One must consider at what point institutional discrimination and systemic violence can officially be placed into the framework of apartheid. B’Tselem’s argument points to an overarching pattern that permeates the Israeli social structure and establishes an ethnic hierarchy that creates apartheid de facto, to the extent that different ethnic groups may even take different roads. Romy Whitesell, a self proclaimed “pro-Palestine” but “not anti-Jewish state” student, said that “certain actions such as withholding adequate clean water supplies, restrictions on Palestinian mobility, segregated settlements and continuing to destroy Palestinian homes to create settlements all are clear violations of Palestinian human rights and serve as stark examples of cultural suppression,” backing this paradigm.
As this issue is near to the heart of Jewish and Middle Eastern students alike, descriptors used are central to the feelings and morale of different cultural and political communities. Despite the fact that, according to Whitesell, the apartheid analogy has long been used by a myriad of political figures such as President Jimmy Carter and Archbishop Desmond Tutu, “It’s not surprising that some Israelis would feel outraged at the belief that Israel is an apartheid state, as many see Israel as a land of peace, hope, protection and opportunity for the Jewish people,” and this would inherently create tension within Jewish spaces. Gaynor echoed this, saying that “You can lose people in semantics.”
It is important to consider, however, that the semantics in question are largely dominated by an Israeli, Jewish canon that has long influenced American politics through lobbyist organizations such as the American Israel Public Affairs Committee and wealthy citizens who exercise their influence on cultural institutions and governments. These groups regulate American diasporic communities to the extent that these groups even impact whose narratives are part of the education students get.
Of course, this canon is behind the times, with Palestinians already using “apartheid” to describe their plight. In spite of common beliefs that oppressed groups should be allowed to lead the conversation surrounding their experiences, Jewish and Israeli commentators, such as myself, are able to center themselves just as much, if not more, within Palestinian narratives.
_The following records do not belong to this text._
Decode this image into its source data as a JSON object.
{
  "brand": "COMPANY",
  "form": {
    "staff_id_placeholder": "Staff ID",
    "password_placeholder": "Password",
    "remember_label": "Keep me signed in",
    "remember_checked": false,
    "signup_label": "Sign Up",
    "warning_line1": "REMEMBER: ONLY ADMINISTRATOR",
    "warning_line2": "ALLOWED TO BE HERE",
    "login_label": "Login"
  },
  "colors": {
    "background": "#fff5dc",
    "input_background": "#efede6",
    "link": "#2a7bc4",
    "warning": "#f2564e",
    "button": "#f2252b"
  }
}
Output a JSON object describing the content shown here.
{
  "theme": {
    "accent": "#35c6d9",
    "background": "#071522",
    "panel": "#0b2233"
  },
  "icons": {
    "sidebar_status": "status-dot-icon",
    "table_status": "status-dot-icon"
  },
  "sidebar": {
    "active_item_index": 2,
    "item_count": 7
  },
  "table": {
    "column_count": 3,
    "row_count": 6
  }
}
While this step by B’Tselem is perhaps the first of many amongst Jewish and Israeli communities’ process of reckoning with the material reality of a Jewish ethnostate, many key players are pushing back against this narrative: at best, progressive diasporic organizations are lagging in their political alignments, and at worst, Israeli politicians are restricting freedom of speech on the matter. In order for this geopolitical issue to be resolved, conversations must be opened, not shut down, and it is my hope that this report will lead to more open discourse in the long run.
A Jewish studies professor was also reached for comment on this topic, but opted not to respond.